Russell v. United States

369 U.S. 749 (1962)

In Brief

Russell v. United States is a pivotal case in contract law that addresses the concept of forbearance as a form of consideration.

Key Issue

Did Russell's forbearance from claiming damages constitute valid consideration for the extension of time granted by the United States government?

The Rule

In contract law, consideration is defined as something of value that is exchanged between parties to a contract. Forbearance, or the act of refraining from exercising a legal right, can serve as valid consideration if it is bargained for and results in a detriment to the party forgoing the right. The courts assess whether the forbearance was a result of a mutual agreement and whether it was intended to induce the other party's promise.

Bottom Line

The Supreme Court held that Russell's forbearance from claiming damages constituted valid consideration for the extension of time granted by the government. The Court reasoned that Russell's decision to waive his right to damages was a significant detriment to him and was made in exchange for the government's promise to extend the contract deadline.

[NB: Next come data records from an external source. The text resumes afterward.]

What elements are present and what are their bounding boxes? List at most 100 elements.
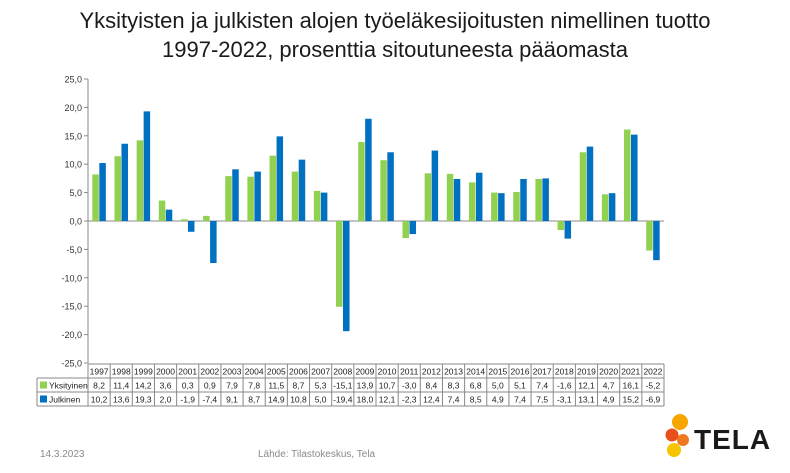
data-label-julkinen-2013: 7,4	[448, 395, 460, 405]
data-label-yksityinen-2000: 3,6	[160, 381, 172, 391]
data-label-yksityinen-2016: 5,1	[514, 381, 526, 391]
table-year-2013: 2013	[444, 367, 463, 377]
bar-julkinen-2000	[165, 209, 173, 221]
bar-julkinen-2016	[520, 178, 527, 221]
axes: 25,0 20,0 15,0 10,0 5,0 0,0 -5,0 -10,0 -15,0 -20,…	[61, 75, 664, 369]
footer-source: Lähde: Tilastokeskus, Tela	[258, 449, 376, 460]
bar-yksityinen-2008	[336, 221, 343, 307]
bar-julkinen-1999	[143, 111, 151, 221]
bar-yksityinen-2013	[446, 173, 454, 221]
bar-julkinen-2015	[498, 193, 505, 221]
table-year-2009: 2009	[355, 367, 374, 377]
data-label-julkinen-2008: -19,4	[333, 395, 353, 405]
data-label-yksityinen-2011: -3,0	[402, 381, 417, 391]
legend-swatch-yksityinen	[40, 381, 47, 389]
tela-logo-text: TELA	[694, 424, 772, 455]
data-label-julkinen-2019: 13,1	[578, 395, 595, 405]
table-year-2011: 2011	[400, 367, 419, 377]
bar-julkinen-1998	[121, 143, 128, 221]
table-year-2006: 2006	[289, 367, 308, 377]
data-label-julkinen-2015: 4,9	[492, 395, 504, 405]
bar-julkinen-2008	[343, 221, 350, 332]
bar-yksityinen-2010	[380, 160, 387, 221]
data-label-julkinen-1999: 19,3	[135, 395, 152, 405]
y-tick-label: 15,0	[64, 131, 82, 141]
data-label-yksityinen-2020: 4,7	[603, 381, 615, 391]
table-year-2019: 2019	[577, 367, 596, 377]
table-year-2010: 2010	[378, 367, 397, 377]
bar-julkinen-2012	[431, 150, 439, 221]
bar-julkinen-2003	[232, 169, 239, 221]
y-tick-label: 10,0	[64, 160, 82, 170]
data-label-julkinen-1997: 10,2	[91, 395, 108, 405]
bar-yksityinen-2021	[624, 129, 631, 221]
data-label-yksityinen-1999: 14,2	[135, 381, 152, 391]
bar-yksityinen-2012	[424, 173, 432, 221]
data-label-julkinen-2009: 18,0	[357, 395, 374, 405]
tela-logo: TELA	[662, 410, 772, 466]
bar-yksityinen-2016	[513, 192, 520, 221]
table-year-2000: 2000	[156, 367, 175, 377]
bar-julkinen-2004	[254, 171, 261, 221]
table-year-2012: 2012	[422, 367, 441, 377]
bar-julkinen-2007	[320, 192, 328, 221]
data-label-yksityinen-2010: 10,7	[379, 381, 396, 391]
bar-julkinen-2001	[187, 221, 195, 232]
bars	[92, 111, 660, 332]
chart-title-line-2: 1997-2022, prosenttia sitoutuneesta pääo…	[162, 37, 628, 62]
bar-yksityinen-2011	[402, 221, 409, 239]
table-year-2014: 2014	[466, 367, 485, 377]
bar-yksityinen-1998	[114, 156, 121, 221]
data-label-yksityinen-2003: 7,9	[226, 381, 238, 391]
table-year-2007: 2007	[311, 367, 330, 377]
data-label-julkinen-2007: 5,0	[315, 395, 327, 405]
bar-julkinen-1997	[99, 163, 106, 221]
bar-yksityinen-2004	[247, 176, 254, 221]
y-tick-label: -10,0	[61, 273, 82, 283]
data-label-julkinen-2016: 7,4	[514, 395, 526, 405]
data-label-yksityinen-2013: 8,3	[448, 381, 460, 391]
bar-yksityinen-2019	[579, 152, 587, 221]
data-label-julkinen-2001: -1,9	[180, 395, 195, 405]
bar-julkinen-2002	[210, 221, 217, 264]
data-label-julkinen-2018: -3,1	[557, 395, 572, 405]
bar-yksityinen-2003	[225, 176, 232, 221]
bar-yksityinen-2014	[468, 182, 476, 221]
data-label-yksityinen-2021: 16,1	[622, 381, 639, 391]
bar-yksityinen-2001	[180, 219, 188, 221]
bar-yksityinen-1997	[92, 174, 99, 221]
tela-logo-mark-icon	[665, 414, 689, 457]
data-label-yksityinen-2004: 7,8	[248, 381, 260, 391]
y-tick-label: 20,0	[64, 103, 82, 113]
y-tick-label: -20,0	[61, 330, 82, 340]
data-label-julkinen-2014: 8,5	[470, 395, 482, 405]
data-label-julkinen-2022: -6,9	[646, 395, 661, 405]
data-label-yksityinen-1998: 11,4	[113, 381, 129, 391]
bar-yksityinen-2006	[291, 171, 299, 221]
bar-yksityinen-2000	[158, 200, 166, 221]
data-label-julkinen-2017: 7,5	[536, 395, 548, 405]
data-label-julkinen-2003: 9,1	[226, 395, 238, 405]
data-label-yksityinen-2018: -1,6	[557, 381, 572, 391]
data-label-yksityinen-2015: 5,0	[492, 381, 504, 391]
data-label-yksityinen-2006: 8,7	[293, 381, 305, 391]
y-tick-label: -5,0	[66, 245, 82, 255]
bar-julkinen-2022	[653, 221, 660, 261]
data-label-yksityinen-1997: 8,2	[93, 381, 105, 391]
legend-label-yksityinen: Yksityinen	[49, 381, 88, 391]
bar-julkinen-2021	[631, 134, 638, 221]
data-label-julkinen-2002: -7,4	[203, 395, 218, 405]
bar-yksityinen-2022	[646, 221, 653, 251]
table-year-2003: 2003	[223, 367, 242, 377]
legend-label-julkinen: Julkinen	[49, 395, 80, 405]
data-label-yksityinen-2017: 7,4	[536, 381, 548, 391]
table-year-2004: 2004	[245, 367, 264, 377]
table-year-2017: 2017	[533, 367, 552, 377]
table-year-2008: 2008	[333, 367, 352, 377]
y-tick-label: -15,0	[61, 302, 82, 312]
data-label-yksityinen-2019: 12,1	[578, 381, 595, 391]
bar-julkinen-2011	[409, 221, 416, 235]
legend-swatch-julkinen	[40, 395, 47, 403]
table-year-2005: 2005	[267, 367, 286, 377]
table-year-2022: 2022	[643, 367, 662, 377]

Therefore, the agreement was enforceable under contract law principles.

Why It Matters

Russell v. United States is a landmark case that clarifies the role of forbearance in contract law, making it a critical reference point for law students studying consideration. The case illustrates how courts evaluate the legitimacy of forbearance as consideration, reinforcing the idea that such agreements can be enforceable if they meet the necessary criteria.